Hi Suyog,

That code outputs the following:

key2 val22 : 1
key1 val1 : 2
key2 val2 : 2

while the output I want to achieve would have been (with your example):

key1 : 2
key2 : 2

because there are 2 distinct types of values for each key ( regardless of their actual duplicate counts .. hence the use of the DISTINCT keyword in the query equivalent ).

Thanks
Nikunj


On Sun, Jul 19, 2015 at 2:37 PM, suyog choudhari <suyogchoudhari@gmail.com> wrote:

public static void main(String[] args) {

SparkConf sparkConf = new SparkConf().setAppName("CountDistinct");

JavaSparkContext jsc = new JavaSparkContext(sparkConf);

List<Tuple2<String, String>> list = new ArrayList<Tuple2<String, String>>();

list.add(new Tuple2<String, String>("key1", "val1"));

list.add(new Tuple2<String, String>("key1", "val1"));

list.add(new Tuple2<String, String>("key2", "val2"));

list.add(new Tuple2<String, String>("key2", "val2"));

list.add(new Tuple2<String, String>("key2", "val22"));

JavaPairRDD<String, Integer> rddjsc.parallelize(list).mapToPair(t -> new Tuple2<String, Integer>(t._1 + " " +t._2, 1));

JavaPairRDD<String, Integer> rdd2 = rdd.reduceByKey((c1, c2) -> c1+c2 );

List<Tuple2<String, Integer>> outputrdd2.collect();

for (Tuple2<?,?> tuple : output) {

        System.out.println( tuple._1() + " : " + tuple._2() );

    }

}


On Sun, Jul 19, 2015 at 2:28 PM, Jerry Lam <chilinglam@gmail.com> wrote:
You mean this does not work?

SELECT key, count(value) from table group by key



On Sun, Jul 19, 2015 at 2:28 PM, N B <nb.nospam@gmail.com> wrote:
Hello,

How do I go about performing the equivalent of the following SQL clause in Spark Streaming?
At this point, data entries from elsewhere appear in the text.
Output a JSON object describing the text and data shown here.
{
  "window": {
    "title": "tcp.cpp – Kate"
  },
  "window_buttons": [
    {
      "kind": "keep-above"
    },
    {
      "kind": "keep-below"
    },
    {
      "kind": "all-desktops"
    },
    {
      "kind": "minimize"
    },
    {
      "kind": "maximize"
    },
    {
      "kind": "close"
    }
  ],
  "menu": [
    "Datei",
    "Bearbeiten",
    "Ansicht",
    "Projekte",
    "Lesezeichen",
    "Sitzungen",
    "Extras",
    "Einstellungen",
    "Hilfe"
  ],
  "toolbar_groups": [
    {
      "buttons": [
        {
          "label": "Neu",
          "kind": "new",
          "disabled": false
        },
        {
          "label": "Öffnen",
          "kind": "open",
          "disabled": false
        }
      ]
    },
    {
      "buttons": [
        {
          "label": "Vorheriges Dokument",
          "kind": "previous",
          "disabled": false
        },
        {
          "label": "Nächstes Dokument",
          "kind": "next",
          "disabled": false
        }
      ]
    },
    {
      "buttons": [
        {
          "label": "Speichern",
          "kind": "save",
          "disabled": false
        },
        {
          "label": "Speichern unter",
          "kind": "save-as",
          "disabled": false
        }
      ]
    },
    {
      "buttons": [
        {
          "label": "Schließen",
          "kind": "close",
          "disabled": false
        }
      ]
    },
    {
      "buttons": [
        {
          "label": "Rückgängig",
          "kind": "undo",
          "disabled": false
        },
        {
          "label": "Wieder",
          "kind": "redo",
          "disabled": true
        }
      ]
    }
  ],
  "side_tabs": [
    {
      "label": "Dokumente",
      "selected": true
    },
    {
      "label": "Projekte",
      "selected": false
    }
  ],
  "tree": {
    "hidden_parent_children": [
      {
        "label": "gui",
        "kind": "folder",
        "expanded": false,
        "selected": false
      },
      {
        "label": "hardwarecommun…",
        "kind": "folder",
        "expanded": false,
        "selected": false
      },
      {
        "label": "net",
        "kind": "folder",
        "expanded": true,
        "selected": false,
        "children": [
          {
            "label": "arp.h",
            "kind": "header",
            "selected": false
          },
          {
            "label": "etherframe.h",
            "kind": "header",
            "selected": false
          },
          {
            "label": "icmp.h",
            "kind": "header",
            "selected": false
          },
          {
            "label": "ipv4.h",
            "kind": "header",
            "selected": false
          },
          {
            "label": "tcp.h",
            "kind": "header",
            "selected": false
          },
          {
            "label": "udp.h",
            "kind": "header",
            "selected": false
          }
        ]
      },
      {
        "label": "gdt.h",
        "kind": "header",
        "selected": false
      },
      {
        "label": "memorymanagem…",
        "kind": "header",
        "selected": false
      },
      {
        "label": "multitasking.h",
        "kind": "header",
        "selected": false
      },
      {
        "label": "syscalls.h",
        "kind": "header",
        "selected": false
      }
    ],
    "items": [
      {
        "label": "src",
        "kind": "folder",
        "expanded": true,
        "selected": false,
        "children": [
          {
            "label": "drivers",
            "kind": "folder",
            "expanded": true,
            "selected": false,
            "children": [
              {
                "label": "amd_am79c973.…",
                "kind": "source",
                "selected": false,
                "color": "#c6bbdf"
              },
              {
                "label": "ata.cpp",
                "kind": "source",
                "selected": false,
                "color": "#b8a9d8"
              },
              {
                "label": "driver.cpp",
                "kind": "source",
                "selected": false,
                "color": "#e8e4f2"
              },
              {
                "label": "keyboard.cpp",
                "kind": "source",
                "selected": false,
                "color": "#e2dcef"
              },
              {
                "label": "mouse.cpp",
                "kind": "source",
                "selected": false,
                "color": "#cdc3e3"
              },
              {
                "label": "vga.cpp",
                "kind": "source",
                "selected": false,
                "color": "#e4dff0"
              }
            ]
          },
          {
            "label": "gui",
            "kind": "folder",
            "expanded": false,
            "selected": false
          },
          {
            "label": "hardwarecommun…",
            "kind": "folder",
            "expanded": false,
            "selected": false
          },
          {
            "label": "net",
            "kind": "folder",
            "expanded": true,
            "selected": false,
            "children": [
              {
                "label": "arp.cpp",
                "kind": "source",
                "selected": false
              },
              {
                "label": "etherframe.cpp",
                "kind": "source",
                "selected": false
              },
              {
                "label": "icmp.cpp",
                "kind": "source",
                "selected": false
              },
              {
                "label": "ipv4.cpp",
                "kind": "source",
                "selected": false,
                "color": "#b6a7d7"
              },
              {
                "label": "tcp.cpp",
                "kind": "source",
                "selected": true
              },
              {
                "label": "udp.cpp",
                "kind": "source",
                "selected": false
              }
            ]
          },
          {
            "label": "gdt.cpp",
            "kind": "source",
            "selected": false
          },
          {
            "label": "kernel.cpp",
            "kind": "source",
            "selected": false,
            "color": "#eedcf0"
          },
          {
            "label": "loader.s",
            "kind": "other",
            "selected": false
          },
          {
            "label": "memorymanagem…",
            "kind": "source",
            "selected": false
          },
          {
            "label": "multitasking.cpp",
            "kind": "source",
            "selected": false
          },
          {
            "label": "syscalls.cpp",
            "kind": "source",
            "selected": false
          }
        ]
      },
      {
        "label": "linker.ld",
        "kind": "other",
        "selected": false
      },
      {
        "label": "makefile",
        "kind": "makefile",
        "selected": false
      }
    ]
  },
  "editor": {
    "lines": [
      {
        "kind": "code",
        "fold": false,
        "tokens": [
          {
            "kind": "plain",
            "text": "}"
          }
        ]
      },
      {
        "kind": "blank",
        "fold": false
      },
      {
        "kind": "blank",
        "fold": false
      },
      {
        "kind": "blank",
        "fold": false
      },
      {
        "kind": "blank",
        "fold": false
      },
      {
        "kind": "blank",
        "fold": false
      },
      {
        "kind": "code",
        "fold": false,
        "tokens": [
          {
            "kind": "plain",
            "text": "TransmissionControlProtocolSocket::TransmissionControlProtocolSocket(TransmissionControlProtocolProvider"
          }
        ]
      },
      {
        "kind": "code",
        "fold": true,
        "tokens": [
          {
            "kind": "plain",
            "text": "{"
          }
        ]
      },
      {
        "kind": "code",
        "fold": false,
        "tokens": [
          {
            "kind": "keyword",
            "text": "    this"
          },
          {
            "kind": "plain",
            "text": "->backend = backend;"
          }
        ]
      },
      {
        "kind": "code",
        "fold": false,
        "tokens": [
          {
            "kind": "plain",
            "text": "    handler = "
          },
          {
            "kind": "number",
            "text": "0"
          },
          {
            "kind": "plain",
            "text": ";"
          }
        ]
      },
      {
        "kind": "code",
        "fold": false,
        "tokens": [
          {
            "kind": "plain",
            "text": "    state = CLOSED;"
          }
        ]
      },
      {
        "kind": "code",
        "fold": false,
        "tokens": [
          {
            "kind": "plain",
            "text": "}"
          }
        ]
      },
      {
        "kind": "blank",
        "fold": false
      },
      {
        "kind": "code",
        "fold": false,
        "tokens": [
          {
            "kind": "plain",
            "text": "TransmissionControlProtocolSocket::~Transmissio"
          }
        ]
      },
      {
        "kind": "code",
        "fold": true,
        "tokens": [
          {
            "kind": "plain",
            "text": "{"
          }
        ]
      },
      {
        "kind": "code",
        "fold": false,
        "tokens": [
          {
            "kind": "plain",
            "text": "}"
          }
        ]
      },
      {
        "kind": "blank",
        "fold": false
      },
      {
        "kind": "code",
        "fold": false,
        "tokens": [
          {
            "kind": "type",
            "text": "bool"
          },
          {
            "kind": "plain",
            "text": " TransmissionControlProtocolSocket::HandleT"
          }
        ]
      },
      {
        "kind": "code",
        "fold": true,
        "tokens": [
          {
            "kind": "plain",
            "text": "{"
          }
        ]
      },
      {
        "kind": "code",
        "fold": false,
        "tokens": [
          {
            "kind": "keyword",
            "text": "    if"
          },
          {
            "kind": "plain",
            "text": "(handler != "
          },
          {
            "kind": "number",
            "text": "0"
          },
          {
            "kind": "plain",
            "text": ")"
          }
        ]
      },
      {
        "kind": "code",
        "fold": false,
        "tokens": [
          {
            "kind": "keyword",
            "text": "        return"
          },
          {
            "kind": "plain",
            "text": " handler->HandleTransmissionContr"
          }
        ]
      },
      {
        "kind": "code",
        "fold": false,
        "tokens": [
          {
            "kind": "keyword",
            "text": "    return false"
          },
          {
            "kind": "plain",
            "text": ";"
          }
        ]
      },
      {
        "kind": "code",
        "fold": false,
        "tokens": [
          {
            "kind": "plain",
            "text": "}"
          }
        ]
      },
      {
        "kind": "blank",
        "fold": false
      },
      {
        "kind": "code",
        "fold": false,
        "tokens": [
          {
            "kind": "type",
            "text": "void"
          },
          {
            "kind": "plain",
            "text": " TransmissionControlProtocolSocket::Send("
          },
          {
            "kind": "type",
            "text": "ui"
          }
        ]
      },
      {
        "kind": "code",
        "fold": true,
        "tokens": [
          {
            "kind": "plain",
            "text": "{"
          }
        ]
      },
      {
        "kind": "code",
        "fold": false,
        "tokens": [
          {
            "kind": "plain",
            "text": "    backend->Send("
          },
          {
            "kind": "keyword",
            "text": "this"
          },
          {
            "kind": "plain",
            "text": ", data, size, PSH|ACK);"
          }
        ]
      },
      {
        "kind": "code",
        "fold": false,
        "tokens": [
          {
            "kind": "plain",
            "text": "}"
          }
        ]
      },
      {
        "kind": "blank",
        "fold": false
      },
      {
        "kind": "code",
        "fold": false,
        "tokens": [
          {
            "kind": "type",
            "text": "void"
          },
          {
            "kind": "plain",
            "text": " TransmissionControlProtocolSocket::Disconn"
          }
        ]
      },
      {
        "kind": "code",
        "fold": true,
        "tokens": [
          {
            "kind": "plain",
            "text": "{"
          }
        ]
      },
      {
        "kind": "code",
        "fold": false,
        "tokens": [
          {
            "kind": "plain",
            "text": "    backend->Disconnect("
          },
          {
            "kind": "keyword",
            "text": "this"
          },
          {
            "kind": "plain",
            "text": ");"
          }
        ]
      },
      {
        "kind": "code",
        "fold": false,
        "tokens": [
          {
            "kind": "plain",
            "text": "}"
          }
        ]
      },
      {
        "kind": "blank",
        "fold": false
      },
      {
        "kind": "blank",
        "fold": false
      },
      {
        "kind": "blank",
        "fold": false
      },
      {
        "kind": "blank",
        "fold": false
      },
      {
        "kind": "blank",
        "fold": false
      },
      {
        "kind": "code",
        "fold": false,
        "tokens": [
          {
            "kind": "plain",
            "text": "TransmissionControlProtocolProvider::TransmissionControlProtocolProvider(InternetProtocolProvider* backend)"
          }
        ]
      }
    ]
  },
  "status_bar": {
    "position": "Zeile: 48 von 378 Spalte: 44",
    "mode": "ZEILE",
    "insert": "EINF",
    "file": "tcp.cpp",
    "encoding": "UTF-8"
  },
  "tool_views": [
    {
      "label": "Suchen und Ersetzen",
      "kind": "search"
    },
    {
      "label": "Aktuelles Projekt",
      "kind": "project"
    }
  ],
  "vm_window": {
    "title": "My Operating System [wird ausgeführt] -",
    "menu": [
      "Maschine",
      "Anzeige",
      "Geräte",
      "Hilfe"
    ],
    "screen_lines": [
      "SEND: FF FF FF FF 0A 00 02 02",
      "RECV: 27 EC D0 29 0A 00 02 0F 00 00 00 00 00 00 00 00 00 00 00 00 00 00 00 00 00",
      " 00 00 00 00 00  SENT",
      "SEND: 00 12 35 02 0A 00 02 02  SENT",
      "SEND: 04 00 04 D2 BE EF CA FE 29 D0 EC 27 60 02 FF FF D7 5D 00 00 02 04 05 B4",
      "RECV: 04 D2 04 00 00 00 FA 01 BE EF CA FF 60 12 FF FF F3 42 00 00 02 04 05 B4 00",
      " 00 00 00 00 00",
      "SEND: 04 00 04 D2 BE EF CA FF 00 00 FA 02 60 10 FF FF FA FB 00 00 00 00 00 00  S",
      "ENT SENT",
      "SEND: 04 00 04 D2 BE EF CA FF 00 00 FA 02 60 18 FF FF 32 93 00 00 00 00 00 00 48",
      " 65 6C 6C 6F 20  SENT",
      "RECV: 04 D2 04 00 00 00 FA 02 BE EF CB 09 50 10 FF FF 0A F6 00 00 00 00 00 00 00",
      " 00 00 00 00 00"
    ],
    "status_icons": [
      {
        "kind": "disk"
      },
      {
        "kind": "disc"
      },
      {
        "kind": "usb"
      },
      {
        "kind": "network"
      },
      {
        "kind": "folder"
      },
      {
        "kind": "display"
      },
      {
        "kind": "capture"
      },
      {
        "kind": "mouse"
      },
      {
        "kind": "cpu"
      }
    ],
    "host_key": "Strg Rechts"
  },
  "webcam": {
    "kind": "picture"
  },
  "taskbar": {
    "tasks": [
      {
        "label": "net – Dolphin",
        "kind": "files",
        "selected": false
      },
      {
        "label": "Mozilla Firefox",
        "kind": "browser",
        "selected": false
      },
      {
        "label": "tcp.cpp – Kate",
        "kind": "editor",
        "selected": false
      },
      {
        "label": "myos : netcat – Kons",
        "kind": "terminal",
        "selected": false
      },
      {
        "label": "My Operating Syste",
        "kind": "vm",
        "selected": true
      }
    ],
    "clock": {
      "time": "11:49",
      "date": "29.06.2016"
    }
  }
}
I will be using this on a Windowed DStream.

SELECT key, count(distinct(value)) from table group by key;

so for example, given the following dataset in the table:

 key | value
-----+-------
 k1  | v1
 k1  | v1
 k1  | v2
 k1  | v3
 k1  | v3
 k2  | vv1
 k2  | vv1
 k2  | vv2
 k2  | vv2
 k2  | vv2
 k3  | vvv1
 k3  | vvv1

the result will be:

 key | count
-----+-------
 k1  |     3
 k2  |     2
 k3  |     1

Thanks
Nikunj